Why I am choosing to be happy…
I read recently in a magazine that happiness or being happy is a choice that YOU make. And here I thought it depended on how much money you had, or how much you were loved, or what you owned or had accomplished….
After reading that article, I started to think. Well, we aren’t rich, but we certainly aren’t poor. Our kids have a roof over their head (a beautiful roof if I do say so myself…I love my house!) we all have clean clothes to wear, there is always food on the table, and we have enough money to get what we need and then have a bit of fun.

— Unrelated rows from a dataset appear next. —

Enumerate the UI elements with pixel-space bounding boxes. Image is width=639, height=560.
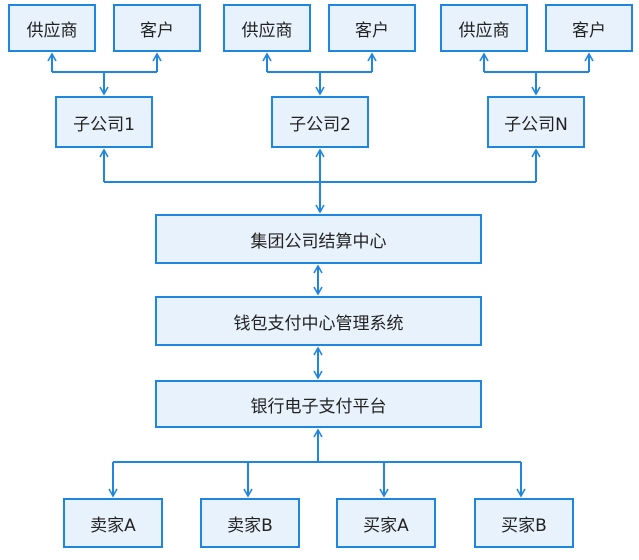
buyer-a-box: 买家A	[336, 498, 436, 548]
seller-b-box: 卖家B	[200, 498, 300, 548]
supplier-box-3: 供应商	[440, 4, 528, 52]
subsidiary-box-2: 子公司2	[271, 96, 369, 148]
buyer-b-box: 买家B	[474, 498, 574, 548]
supplier-box-2: 供应商	[223, 4, 311, 52]
wallet-system-box: 钱包支付中心管理系统	[155, 296, 482, 346]
customer-box-1: 客户	[113, 4, 201, 52]
subsidiary-box-1: 子公司1	[55, 96, 153, 148]
supplier-box-1: 供应商	[8, 4, 96, 52]
customer-box-2: 客户	[328, 4, 416, 52]
customer-box-3: 客户	[545, 4, 633, 52]
settlement-center-box: 集团公司结算中心	[155, 214, 482, 264]
bank-platform-box: 银行电子支付平台	[155, 380, 482, 428]
subsidiary-box-n: 子公司N	[487, 96, 585, 148]
seller-a-box: 卖家A	[63, 498, 163, 548]
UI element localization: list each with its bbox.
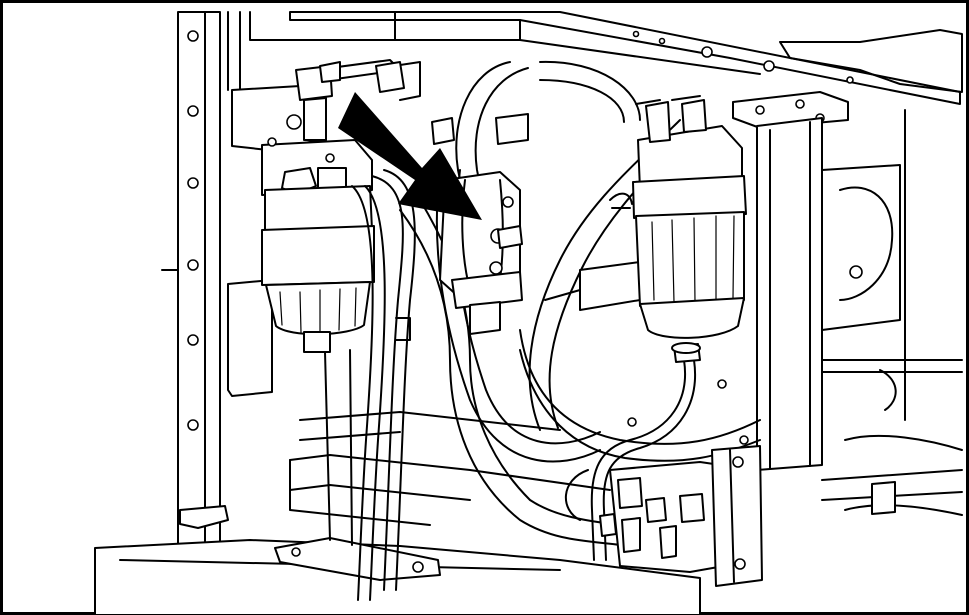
right-fuel-filter xyxy=(545,96,746,362)
center-valve-assembly xyxy=(396,114,528,340)
misc-fasteners xyxy=(610,194,748,444)
fuel-hoses xyxy=(296,60,760,600)
frame-bolt-heads xyxy=(634,32,854,84)
bottom-right-valve-block xyxy=(566,446,762,586)
callout-arrow-icon xyxy=(338,92,482,220)
left-fuel-filter xyxy=(228,86,374,545)
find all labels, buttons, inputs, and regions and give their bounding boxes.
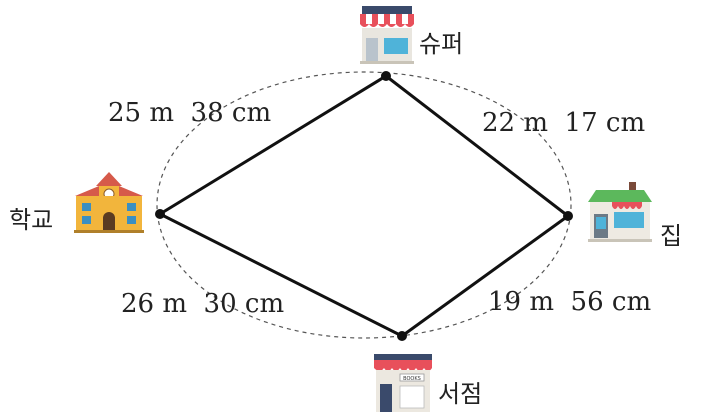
vertex-bookstore [397,331,407,341]
edge-supermarket-home [385,74,569,218]
vertex-home [563,211,573,221]
place-label-school: 학교 [9,206,53,234]
distance-label-school-supermarket: 25 m 38 cm [108,98,271,128]
edge-home-bookstore [401,214,569,338]
vertex-supermarket [381,71,391,81]
dashed-route-ellipse [156,71,572,339]
place-label-supermarket: 슈퍼 [419,30,463,58]
supermarket-icon [360,6,414,64]
vertex-school [155,209,165,219]
place-label-bookstore: 서점 [438,380,482,408]
place-label-home: 집 [660,222,682,250]
bookstore-sign-text: BOOKS [403,376,421,382]
edge-bookstore-school [159,212,403,338]
distance-label-bookstore-home: 19 m 56 cm [488,287,651,317]
home-icon [588,182,652,242]
distance-label-supermarket-home: 22 m 17 cm [482,108,645,138]
distance-label-school-bookstore: 26 m 30 cm [121,289,284,319]
bookstore-icon: BOOKS [374,354,432,412]
school-icon [74,172,144,233]
edge-school-supermarket [159,74,387,216]
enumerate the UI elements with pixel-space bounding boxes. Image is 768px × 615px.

I am loved, so very loved. I have a wonderfully amazing husband (but he does bug the crap out of me sometimes) that believes in my happiness and does what he can to help me achieve that. I have four beautiful little boys, that dote on their mom. I have parents that are there for me, a sister I consider one of my best friends, and I adore my in laws.

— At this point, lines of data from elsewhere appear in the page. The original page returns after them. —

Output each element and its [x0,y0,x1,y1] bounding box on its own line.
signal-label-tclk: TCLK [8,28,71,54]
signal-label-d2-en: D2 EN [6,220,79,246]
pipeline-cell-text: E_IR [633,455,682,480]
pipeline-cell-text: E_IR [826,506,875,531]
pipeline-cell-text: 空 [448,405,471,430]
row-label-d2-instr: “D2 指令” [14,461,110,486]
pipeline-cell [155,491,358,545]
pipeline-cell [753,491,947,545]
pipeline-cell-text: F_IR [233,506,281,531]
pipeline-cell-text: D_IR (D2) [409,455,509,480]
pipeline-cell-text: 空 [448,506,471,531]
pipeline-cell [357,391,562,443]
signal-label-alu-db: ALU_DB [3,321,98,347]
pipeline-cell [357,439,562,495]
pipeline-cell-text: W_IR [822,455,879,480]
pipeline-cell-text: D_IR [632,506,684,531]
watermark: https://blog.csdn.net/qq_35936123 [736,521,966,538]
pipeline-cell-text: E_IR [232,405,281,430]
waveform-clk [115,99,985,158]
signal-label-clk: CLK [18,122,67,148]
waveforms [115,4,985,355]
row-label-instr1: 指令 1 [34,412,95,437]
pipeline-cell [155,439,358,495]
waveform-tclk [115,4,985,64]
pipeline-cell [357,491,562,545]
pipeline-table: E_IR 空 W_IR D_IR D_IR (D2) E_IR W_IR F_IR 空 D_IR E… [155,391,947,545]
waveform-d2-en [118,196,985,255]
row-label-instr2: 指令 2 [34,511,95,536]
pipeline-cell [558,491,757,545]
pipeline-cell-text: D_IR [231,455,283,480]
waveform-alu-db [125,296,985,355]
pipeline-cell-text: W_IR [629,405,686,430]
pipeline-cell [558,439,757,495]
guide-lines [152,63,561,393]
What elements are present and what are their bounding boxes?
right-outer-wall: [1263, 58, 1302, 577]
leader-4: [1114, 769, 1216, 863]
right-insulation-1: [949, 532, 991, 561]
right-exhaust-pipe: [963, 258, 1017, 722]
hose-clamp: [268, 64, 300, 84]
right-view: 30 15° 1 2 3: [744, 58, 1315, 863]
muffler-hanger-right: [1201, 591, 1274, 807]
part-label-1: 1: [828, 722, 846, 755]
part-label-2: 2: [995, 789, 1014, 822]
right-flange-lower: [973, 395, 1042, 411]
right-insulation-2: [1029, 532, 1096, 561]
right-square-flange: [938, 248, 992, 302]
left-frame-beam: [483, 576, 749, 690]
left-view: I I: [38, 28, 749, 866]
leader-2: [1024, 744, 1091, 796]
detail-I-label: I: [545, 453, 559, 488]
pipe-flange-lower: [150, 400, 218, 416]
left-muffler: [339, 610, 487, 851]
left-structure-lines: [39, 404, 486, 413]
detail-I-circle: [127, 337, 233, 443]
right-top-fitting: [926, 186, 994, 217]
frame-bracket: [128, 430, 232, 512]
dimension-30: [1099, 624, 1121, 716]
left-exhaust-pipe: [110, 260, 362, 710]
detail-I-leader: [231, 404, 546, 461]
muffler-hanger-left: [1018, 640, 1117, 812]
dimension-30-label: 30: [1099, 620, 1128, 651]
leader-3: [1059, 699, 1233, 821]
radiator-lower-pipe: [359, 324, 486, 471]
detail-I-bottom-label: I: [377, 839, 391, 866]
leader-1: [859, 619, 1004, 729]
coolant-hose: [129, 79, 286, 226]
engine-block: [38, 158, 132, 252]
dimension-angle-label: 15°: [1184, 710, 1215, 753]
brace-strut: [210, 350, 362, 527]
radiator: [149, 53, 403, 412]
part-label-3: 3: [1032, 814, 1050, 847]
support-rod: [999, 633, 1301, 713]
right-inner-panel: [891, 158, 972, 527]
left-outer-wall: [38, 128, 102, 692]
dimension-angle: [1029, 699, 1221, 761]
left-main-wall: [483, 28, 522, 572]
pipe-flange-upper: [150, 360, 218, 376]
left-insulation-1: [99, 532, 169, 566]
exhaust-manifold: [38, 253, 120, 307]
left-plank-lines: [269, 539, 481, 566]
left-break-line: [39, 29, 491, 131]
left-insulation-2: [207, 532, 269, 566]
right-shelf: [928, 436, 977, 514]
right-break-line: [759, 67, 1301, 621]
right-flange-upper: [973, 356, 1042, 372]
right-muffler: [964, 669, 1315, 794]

I have not accomplished all I want to in my life, but then it still gives me dreams and something to work towards. I imagine the only time I will have no dreams and desires is when I am not breathing anymore. But, I have accomplished a lot. I have learned to love and be loved. I am still learning to understand that not everyone will conform to my way of thinking and that is ok. (though I still beleive there is only ONE right way to load the dishwasher) I am striving to help my children make their mark in this world, and yet teach them independence.